Of course, the Gospel is here to teach us virtue, not merely to recognize sin. Christ shows the opposite virtues from these capital sins.
Humility: Jesus is the model of humility, as he accepts an ignominious death, renouncing pride.
Charity: Jesus shares his Passover meal even with those who are going to betray and abandon him; this is the opposite of avarice.
Love: Far from being caught up in envy, which tries to harm rivals, Jesus gives his enemies chances to do the right thing — and forgives them as they attack him.
Patience: While wrath apes justice as it destroys it, Jesus’ long-suffering acceptance of the faults of his apostles is what saves them in the end.

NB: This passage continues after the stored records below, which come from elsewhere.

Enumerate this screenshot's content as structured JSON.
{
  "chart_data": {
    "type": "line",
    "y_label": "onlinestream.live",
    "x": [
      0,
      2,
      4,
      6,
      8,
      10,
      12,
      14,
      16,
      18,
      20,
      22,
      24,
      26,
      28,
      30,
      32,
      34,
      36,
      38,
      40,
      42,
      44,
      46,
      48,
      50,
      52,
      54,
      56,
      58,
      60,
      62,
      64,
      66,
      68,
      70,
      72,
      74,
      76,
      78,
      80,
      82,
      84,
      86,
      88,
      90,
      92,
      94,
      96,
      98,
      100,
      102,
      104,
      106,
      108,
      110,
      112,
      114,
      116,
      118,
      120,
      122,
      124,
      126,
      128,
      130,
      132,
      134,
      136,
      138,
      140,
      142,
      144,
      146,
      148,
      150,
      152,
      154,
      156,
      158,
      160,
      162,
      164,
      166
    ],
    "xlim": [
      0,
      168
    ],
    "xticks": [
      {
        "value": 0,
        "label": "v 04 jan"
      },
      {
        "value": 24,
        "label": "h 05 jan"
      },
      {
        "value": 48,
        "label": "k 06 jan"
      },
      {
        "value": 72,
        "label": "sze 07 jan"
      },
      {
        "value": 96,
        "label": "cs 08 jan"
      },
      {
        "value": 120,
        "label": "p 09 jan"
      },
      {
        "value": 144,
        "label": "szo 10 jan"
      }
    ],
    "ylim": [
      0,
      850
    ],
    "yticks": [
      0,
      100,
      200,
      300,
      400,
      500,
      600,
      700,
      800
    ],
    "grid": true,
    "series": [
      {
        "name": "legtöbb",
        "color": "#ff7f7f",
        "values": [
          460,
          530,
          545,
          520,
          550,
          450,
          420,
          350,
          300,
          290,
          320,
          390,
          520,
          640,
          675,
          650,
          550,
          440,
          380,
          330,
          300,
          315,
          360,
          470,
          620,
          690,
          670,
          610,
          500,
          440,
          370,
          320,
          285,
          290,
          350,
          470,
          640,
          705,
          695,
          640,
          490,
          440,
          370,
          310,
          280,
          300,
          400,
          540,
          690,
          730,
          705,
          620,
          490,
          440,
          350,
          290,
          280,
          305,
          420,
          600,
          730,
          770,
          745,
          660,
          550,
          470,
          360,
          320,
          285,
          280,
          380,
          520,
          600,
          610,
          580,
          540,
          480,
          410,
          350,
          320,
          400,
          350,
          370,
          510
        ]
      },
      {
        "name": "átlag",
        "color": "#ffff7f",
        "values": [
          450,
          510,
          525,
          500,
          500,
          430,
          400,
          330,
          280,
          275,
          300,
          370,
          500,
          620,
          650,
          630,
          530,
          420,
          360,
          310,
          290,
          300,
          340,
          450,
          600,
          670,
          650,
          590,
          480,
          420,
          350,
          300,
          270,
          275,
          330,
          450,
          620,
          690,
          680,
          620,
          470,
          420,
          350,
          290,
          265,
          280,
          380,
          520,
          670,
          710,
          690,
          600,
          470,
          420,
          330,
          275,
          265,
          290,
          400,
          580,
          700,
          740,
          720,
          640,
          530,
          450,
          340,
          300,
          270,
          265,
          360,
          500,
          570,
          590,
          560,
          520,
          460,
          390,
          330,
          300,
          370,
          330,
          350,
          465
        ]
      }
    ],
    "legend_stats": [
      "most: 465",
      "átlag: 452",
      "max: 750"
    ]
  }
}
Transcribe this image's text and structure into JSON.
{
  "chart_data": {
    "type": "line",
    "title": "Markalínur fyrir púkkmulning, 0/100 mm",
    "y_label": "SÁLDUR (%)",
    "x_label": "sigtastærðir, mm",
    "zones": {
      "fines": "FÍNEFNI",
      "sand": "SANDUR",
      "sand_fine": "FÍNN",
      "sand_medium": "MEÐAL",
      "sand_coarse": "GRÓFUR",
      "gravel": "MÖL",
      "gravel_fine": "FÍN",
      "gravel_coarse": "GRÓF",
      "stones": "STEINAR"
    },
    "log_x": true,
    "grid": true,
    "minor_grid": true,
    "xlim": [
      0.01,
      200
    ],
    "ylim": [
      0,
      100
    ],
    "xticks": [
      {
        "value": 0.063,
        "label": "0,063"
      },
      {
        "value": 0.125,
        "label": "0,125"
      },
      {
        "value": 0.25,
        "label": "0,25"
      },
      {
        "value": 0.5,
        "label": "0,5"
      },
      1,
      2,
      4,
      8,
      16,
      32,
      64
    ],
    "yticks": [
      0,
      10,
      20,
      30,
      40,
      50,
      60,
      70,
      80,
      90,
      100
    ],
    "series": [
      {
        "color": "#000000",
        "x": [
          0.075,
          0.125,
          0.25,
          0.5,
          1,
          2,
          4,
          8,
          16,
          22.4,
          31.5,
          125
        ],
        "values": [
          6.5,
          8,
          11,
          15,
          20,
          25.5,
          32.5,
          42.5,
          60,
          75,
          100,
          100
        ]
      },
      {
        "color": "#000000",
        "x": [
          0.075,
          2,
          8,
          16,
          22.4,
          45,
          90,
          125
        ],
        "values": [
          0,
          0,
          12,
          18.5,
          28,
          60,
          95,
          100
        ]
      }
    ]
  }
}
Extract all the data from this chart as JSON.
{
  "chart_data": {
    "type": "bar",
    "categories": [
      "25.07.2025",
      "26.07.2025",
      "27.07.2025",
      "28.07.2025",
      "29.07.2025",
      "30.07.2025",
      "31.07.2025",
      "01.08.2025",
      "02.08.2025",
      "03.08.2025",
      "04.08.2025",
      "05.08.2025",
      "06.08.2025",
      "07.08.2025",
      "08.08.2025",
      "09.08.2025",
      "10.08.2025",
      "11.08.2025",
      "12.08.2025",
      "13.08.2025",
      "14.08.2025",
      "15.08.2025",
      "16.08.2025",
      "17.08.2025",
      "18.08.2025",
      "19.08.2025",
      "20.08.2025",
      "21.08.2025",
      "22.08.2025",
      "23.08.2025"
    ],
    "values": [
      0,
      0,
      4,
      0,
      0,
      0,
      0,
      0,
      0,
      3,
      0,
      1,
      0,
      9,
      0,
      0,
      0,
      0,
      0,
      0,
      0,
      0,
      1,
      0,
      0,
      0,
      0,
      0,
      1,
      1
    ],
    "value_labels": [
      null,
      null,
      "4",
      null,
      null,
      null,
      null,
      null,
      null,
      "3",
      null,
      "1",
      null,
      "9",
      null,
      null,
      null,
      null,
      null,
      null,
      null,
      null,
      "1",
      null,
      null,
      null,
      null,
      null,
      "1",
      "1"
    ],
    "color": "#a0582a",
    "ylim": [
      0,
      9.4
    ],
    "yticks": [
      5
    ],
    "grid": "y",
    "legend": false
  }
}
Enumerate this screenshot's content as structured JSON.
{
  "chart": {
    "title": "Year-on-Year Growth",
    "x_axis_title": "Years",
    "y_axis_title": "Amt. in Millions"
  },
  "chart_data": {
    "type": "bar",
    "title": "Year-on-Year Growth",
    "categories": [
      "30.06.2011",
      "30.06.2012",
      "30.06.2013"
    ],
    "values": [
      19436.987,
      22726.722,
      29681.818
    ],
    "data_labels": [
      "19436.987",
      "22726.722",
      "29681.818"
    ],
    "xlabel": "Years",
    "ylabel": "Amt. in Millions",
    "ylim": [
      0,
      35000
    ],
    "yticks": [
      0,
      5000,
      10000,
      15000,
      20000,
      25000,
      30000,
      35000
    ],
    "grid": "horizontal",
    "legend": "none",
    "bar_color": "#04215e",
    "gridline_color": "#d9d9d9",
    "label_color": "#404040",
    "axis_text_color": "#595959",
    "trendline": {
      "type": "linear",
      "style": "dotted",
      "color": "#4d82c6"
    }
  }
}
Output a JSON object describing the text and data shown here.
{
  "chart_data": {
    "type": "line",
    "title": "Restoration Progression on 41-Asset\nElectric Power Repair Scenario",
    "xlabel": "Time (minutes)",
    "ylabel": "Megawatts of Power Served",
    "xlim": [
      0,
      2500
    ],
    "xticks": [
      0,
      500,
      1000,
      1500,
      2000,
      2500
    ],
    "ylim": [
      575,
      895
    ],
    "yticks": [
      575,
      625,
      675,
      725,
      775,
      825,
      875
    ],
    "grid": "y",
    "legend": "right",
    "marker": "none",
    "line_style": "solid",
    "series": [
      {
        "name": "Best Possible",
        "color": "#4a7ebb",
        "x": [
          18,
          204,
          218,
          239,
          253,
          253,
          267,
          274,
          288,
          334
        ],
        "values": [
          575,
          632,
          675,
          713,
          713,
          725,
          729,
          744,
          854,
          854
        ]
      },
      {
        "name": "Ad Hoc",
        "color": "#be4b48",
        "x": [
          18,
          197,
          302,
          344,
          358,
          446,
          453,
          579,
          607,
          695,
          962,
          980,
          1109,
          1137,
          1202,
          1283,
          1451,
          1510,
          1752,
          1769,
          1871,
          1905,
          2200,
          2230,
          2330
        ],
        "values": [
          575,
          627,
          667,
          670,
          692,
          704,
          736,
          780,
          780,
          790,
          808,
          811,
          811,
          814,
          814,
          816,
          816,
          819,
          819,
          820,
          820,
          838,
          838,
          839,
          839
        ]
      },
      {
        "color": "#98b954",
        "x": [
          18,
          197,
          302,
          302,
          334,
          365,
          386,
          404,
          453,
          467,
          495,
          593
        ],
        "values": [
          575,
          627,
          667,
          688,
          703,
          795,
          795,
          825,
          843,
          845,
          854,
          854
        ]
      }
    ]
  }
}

Chastity: The way Jesus accepts the sufferings of the cross shows the self-discipline necessary for chastity and the antithesis of lust.
Temperance: There is no gluttony in Jesus. Rather than using food as a comfort or using wine to deaden his pain, Jesus uses food as a way to unite with his apostles and refuses to drink on the cross.
Diligence: Jesus shows the opposite of Pilate’s spiritual sluggishness when he says, “My Father, if it is possible, let this cup pass from me; yet, not as I will, but as you will.”
Tom and April Hoopes write from Atchison, Kansas,
where Tom is writer in residence at Benedictine College.